STUDY LIMITATIONS AND NEXT STEPS
Study findings based on survey data from Cameroon may not be generalizable to sub-Saharan Africa, although many similarities exist with respect to HBV epidemiology, barriers to vaccination and prevention strategies. Also, vaccination rates may have changed since the most recent DHS survey in 2011 and we only included women able to provide information about receipt of the 3-dose series. This introduced a selection bias which may have led to an overestimation of vaccination completion rates. Maternal self-report for vaccination status and sociodemographics is a limitation. Dates of vaccination were only available for a subset, so estimates of vaccine timing may not reflect the timing of vaccination in the larger group. Finally, there may be unique predictors for HBV birth dose vaccination that we could not assess because the DHS survey did not include any queries specific to birth dose vaccine. Future surveys should include these questions. Well-designed epidemiologic studies are also needed to quantify the relative contribution of vertical and horizontal transmission to pediatric HBV disease rates in Africa and to document the cost-effectiveness and public health impact of adding birth dose vaccine to national platforms.

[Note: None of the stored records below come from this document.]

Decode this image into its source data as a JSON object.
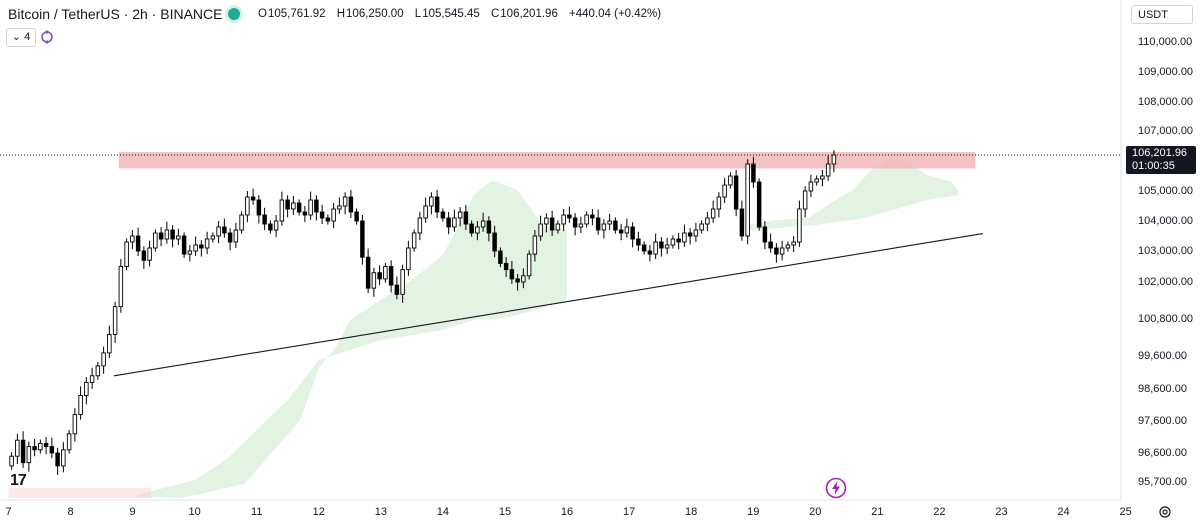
{
  "header": {
    "symbol": "Bitcoin / TetherUS · 2h · BINANCE",
    "ohlc": {
      "open_label": "O",
      "open": "105,761.92",
      "high_label": "H",
      "high": "106,250.00",
      "low_label": "L",
      "low": "105,545.45",
      "close_label": "C",
      "close": "106,201.96",
      "change": "+440.04 (+0.42%)"
    }
  },
  "indicators": {
    "toggle_label": "4"
  },
  "currency": {
    "label": "USDT"
  },
  "price_tag": {
    "price": "106,201.96",
    "countdown": "01:00:35"
  },
  "colors": {
    "resistance_zone": "#f2aeb0",
    "cloud_bull": "#a5d6a7",
    "cloud_bear": "#ffcdd2",
    "trendline": "#131722",
    "candle": "#000000",
    "live_dot": "#22ab94",
    "bolt": "#9c27b0"
  },
  "chart_data": {
    "type": "candlestick",
    "symbol": "BTCUSDT",
    "interval": "2h",
    "y_ticks": [
      "110,000.00",
      "109,000.00",
      "108,000.00",
      "107,000.00",
      "105,000.00",
      "104,000.00",
      "103,000.00",
      "102,000.00",
      "100,800.00",
      "99,600.00",
      "98,600.00",
      "97,600.00",
      "96,600.00",
      "95,700.00"
    ],
    "x_ticks": [
      "7",
      "8",
      "9",
      "10",
      "11",
      "12",
      "13",
      "14",
      "15",
      "16",
      "17",
      "18",
      "19",
      "20",
      "21",
      "22",
      "23",
      "24",
      "25"
    ],
    "last_price": 106201.96,
    "resistance_zone": {
      "from": 105750,
      "to": 106300
    },
    "trendline": {
      "start": {
        "x": "8.7",
        "y": 99000
      },
      "end": {
        "x": "22.7",
        "y": 103580
      }
    },
    "closes": [
      96500,
      97000,
      96300,
      96800,
      96700,
      96900,
      96800,
      96600,
      96200,
      96700,
      97200,
      97800,
      98400,
      98800,
      99000,
      99300,
      99700,
      100300,
      101200,
      102500,
      103300,
      103500,
      103000,
      102700,
      103100,
      103600,
      103400,
      103700,
      103400,
      103500,
      102900,
      103000,
      103200,
      103100,
      103400,
      103500,
      103800,
      103600,
      103300,
      103700,
      104200,
      104800,
      104700,
      104200,
      103900,
      103700,
      104000,
      104700,
      104400,
      104600,
      104300,
      104200,
      104700,
      104300,
      104100,
      104000,
      104400,
      104500,
      104800,
      104300,
      104000,
      102800,
      101800,
      102300,
      102100,
      102500,
      101900,
      101600,
      102400,
      103100,
      103600,
      104100,
      104500,
      104800,
      104300,
      104100,
      103800,
      104100,
      104300,
      103900,
      103600,
      103800,
      104000,
      103600,
      103000,
      102600,
      102400,
      102100,
      102000,
      102200,
      102900,
      103500,
      103900,
      104100,
      103700,
      103900,
      104200,
      104100,
      103800,
      103900,
      104200,
      104100,
      103700,
      103900,
      104000,
      103700,
      103600,
      103800,
      103400,
      103200,
      103000,
      102900,
      103300,
      103100,
      103200,
      103400,
      103300,
      103600,
      103500,
      103700,
      103900,
      104100,
      104400,
      104800,
      105200,
      105500,
      104400,
      103500,
      105900,
      105300,
      103800,
      103300,
      103100,
      102900,
      103100,
      103200,
      103300,
      104400,
      105000,
      105300,
      105400,
      105500,
      105900,
      106200
    ]
  }
}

Despite the availability of an effective and safe vaccine, new strategies are needed to prevent hepatitis B infection in sub-Saharan Africa and reach elimination targets by 2030. Facility deliveries should be widely encouraged, and a constant supply of univalent HBV birth dose vaccine must be ensured. These goals are aligned with the WHO Regional Strategic Plan for Immunization which aims to mobilize local communities toward demand-driven immunization that is integrated into revitalized and universal primary health care systems. Given the current cost of birth dose vaccine at 20 cents and the global commitment to eliminating hepatitis B, the time to act is now.